I’ve been interested in Pagan deities since childhood. I’m deeply attracted to the stories, and early on I was much more of an active polytheist, seeking relationship with deity. The reasons that I fell out of that are many. I’ve no problem with the idea that gods exist and that people interact with them, it just doesn’t work for me.

I struggle with the feudal language that always comes up around deity. It’s funny because there’s a massive sub streak in my nature but most of the time I have no desire to be in a relationship with a being who is so much more powerful than me. My urge to serve doesn’t translate into an urge to serve a deity, and I have no idea why.

I struggle with the gendered language. It’s taken me a while to figure out anything much about the ways in which gender doesn’t do it for me. So much of the language we have is so very gendered when it comes to deity. Some days I find Goddess material difficult because while I have a (mal)functioning womb, my experience of being embodied just doesn’t chime with a lot of what other people seem to be doing around Goddess worship. I know there are gender complicated deities out there, but none of them really speak to me either.

I struggle with the whole notion of anthropomorphic Gods, a lot of the time. I think humans tend to favour picturing Gods as a lot like humans because for many people that helps. For me, it’s a bit of a barrier. I don’t actually want the spirit of the land to show up with a human face and talk to me in my own language. For me, that would feel like a loss of magic, not a more accessible manifestation of deity. If I want to talk to the land, I talk to the land, and I don’t expect any kind of reply.

Around all of this, I have an experimental and intermittent prayer practice. I’ve found that it works best for me just to address things to the universe, or to any bit of the universe that might be listening and interested. I listen, on the off-chance there’s anything out there that wants to talk to me – and mostly there isn’t, which is fine. Most days, there is no reason at all for anything out there to take interest in me, and most of the time I feel that this is far better for me anyway. I’m not sure it would be at all healthy for me. I have too much hunger around wanting to feel special and important, and I think that would make me a problematic worshipper, and an even more problematic priest. Better to work through those issues in my own time than load that onto a relationship with a deity and risk where that might take me.

About Nimue Brown

Druid, author, dreamer, folk enthusiast, parent, polyamourous animist, ant-fash, anti-capitalist, bisexual steampunk. Drinker of coffee, maker of puddings. Exploring life as a Pagan, seeking good and meaningful ways to be, struggling with mental health issues and worried about many things. View all posts by Nimue Brown

6 responses to “God Issues

  • David Corrin

    Nimue Wrote:
    “I’ve found that it works best for me just to address things to the universe, or to any bit of the universe that might be listening and interested. ”

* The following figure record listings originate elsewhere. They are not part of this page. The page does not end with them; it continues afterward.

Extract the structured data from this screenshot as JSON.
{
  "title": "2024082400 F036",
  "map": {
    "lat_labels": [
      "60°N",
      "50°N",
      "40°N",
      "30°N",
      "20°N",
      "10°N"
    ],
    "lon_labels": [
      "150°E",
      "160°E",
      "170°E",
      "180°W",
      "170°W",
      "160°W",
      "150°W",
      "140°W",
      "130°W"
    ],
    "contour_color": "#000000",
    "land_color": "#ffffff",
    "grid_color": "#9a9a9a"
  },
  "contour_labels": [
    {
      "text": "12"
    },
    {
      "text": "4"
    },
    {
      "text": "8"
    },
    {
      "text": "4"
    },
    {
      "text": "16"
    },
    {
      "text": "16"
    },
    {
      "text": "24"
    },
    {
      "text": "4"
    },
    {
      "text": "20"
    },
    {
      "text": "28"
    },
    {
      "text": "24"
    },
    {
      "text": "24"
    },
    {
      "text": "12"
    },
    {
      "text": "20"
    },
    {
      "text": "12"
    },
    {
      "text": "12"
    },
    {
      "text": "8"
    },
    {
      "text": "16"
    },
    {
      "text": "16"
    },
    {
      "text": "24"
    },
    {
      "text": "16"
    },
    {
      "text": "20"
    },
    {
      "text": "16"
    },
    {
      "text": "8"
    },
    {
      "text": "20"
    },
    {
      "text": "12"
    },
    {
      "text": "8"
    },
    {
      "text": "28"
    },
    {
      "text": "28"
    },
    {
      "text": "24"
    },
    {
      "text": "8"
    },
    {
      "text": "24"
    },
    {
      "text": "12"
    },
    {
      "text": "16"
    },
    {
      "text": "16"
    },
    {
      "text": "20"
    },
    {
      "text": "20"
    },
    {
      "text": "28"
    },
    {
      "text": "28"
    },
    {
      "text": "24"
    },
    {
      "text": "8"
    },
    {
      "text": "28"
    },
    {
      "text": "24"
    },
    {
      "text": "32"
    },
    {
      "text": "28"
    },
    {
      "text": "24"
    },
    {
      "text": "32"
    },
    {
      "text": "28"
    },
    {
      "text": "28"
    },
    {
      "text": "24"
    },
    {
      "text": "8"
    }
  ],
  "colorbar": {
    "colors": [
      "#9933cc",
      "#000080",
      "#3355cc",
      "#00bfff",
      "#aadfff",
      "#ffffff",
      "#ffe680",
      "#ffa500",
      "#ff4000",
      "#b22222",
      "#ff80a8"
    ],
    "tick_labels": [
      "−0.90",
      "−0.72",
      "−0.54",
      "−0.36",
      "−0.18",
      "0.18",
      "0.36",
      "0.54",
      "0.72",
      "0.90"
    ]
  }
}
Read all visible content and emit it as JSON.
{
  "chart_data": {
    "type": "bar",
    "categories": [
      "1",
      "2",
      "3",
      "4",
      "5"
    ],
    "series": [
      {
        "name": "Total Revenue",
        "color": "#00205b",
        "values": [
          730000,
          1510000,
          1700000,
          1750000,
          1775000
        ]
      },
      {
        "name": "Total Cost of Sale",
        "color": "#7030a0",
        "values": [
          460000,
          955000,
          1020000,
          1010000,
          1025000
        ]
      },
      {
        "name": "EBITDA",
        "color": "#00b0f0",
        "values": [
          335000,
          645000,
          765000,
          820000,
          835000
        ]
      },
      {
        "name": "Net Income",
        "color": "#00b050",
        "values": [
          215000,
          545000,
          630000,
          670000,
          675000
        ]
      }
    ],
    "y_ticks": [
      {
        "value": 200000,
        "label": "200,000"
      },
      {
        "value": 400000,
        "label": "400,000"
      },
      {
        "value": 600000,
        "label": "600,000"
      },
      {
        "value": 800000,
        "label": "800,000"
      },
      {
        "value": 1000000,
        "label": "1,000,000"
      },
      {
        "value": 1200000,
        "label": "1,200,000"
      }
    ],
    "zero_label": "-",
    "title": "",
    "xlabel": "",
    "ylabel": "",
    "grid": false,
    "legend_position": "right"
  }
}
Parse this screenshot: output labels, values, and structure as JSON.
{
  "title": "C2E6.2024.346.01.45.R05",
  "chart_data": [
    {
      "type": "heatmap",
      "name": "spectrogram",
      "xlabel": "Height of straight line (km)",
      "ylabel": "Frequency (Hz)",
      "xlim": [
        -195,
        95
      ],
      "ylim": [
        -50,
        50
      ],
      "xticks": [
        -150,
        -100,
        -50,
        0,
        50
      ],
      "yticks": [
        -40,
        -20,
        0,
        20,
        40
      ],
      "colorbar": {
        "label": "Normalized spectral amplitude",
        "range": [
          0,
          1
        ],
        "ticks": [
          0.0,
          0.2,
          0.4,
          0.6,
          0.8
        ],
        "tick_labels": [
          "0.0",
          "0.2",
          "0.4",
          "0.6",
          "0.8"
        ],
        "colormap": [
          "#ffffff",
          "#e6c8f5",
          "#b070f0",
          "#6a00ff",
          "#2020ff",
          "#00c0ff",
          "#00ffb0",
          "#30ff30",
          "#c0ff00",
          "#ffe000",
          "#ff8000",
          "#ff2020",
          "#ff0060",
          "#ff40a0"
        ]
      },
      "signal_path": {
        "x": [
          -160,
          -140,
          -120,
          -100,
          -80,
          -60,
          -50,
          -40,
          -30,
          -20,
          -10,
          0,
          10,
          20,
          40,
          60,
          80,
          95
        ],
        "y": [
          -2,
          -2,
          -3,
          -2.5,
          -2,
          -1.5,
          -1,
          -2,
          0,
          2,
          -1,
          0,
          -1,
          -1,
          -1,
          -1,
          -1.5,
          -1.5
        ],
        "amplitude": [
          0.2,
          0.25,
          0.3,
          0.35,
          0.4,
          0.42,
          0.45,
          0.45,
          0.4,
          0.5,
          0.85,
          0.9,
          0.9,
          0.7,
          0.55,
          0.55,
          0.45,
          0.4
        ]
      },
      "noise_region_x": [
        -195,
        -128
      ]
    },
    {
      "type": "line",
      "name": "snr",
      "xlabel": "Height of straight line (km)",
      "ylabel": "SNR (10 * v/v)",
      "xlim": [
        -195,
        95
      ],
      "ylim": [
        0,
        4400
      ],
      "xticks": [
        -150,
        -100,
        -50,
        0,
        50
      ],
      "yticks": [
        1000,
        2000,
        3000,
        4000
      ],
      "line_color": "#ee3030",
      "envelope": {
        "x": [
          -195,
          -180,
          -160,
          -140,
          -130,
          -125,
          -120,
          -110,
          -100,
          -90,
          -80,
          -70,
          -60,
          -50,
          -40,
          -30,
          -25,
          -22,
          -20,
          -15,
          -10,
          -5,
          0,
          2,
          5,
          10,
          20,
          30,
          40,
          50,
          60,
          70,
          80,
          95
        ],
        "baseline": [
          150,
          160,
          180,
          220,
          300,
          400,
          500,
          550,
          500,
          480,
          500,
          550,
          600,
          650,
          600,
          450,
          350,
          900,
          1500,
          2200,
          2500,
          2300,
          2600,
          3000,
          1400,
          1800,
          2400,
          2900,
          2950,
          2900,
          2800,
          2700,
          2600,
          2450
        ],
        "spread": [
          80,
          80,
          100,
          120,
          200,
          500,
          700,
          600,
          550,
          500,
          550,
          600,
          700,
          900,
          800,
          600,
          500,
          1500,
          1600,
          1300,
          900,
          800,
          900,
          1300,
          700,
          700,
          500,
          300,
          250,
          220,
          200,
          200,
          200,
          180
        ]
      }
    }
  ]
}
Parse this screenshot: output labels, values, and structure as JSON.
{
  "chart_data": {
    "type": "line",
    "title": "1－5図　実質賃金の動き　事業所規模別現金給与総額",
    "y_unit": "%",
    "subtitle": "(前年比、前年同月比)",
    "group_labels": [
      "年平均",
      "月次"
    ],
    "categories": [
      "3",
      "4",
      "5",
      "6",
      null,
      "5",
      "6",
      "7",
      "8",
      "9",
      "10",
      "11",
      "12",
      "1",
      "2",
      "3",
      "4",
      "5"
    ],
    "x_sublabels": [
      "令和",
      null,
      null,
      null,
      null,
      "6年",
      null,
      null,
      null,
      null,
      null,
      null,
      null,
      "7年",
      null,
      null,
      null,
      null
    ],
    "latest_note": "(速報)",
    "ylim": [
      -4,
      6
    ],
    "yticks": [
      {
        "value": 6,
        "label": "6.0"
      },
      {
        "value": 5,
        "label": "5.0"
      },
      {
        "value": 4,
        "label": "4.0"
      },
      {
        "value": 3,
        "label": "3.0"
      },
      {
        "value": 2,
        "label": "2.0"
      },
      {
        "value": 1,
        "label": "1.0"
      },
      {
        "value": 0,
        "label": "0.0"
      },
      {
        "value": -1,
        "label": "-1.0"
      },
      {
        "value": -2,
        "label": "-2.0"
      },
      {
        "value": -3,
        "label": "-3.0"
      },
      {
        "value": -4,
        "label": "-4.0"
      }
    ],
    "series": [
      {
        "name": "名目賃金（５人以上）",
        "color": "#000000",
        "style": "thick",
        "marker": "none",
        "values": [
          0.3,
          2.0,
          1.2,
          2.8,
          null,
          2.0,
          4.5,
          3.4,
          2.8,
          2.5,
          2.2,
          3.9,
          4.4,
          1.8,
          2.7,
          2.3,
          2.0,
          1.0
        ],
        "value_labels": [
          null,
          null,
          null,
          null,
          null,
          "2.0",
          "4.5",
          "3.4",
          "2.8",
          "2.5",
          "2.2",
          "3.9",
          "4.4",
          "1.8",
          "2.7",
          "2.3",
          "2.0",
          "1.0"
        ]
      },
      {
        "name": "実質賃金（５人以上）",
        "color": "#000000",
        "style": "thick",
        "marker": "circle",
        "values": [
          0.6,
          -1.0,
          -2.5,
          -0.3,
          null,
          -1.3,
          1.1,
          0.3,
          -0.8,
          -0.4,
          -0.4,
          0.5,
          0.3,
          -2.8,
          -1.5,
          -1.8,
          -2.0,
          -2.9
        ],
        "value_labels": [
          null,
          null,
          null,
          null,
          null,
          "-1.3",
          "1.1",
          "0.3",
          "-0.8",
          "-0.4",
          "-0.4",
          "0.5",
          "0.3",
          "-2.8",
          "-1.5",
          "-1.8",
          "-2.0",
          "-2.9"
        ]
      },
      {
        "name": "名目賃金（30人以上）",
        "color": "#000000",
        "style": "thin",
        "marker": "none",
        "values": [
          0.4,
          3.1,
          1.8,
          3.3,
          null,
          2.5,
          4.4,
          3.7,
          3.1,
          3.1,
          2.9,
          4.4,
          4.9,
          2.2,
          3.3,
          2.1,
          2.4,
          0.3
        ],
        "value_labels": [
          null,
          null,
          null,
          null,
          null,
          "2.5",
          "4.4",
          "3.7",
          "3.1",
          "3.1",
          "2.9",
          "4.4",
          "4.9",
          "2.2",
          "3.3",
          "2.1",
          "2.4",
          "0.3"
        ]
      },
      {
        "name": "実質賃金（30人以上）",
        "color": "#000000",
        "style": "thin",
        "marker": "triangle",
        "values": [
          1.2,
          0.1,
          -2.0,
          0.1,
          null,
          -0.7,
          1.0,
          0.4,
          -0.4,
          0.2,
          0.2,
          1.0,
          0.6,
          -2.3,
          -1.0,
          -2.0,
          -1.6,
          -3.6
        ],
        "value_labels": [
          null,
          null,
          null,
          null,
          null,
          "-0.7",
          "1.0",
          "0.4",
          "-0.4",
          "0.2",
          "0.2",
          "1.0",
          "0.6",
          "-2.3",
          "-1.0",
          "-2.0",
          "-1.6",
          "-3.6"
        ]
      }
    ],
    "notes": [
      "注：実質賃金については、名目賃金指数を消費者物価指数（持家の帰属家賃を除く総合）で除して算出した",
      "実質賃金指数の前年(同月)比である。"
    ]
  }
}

    That is why I tend to refer to Deity as The Universal Deity.

    3X3

  • River

    Likewise. I’ve survived the whole Catholic serving-a-god thing and it was hell. I’m not serving anyone anymore, thanks. Working with the spirits of land, sea and sky feels much more natural and eco-theological. Also as a queer trans person the whole goddess=womb god=phallus thing (which to be fair is mostly Wiccan) really squicks me out.

  • locksley2010

    It was the mystery of the Celtic gods that helped drive me towards Paganism, especially when place and river names linked to them: The river Don (Danu) for eg.

    As time has gone on, and I managed conversations with certain deities within visualisations, I was never really sure if it was them I was speaking with or parts of my psyche being attributed towards them.

    These days I wonder if our attraction to the gods is in fact seeing them as we would like to see ourselves. That we are attracted to certain deities because we are seeking for those qualities within us.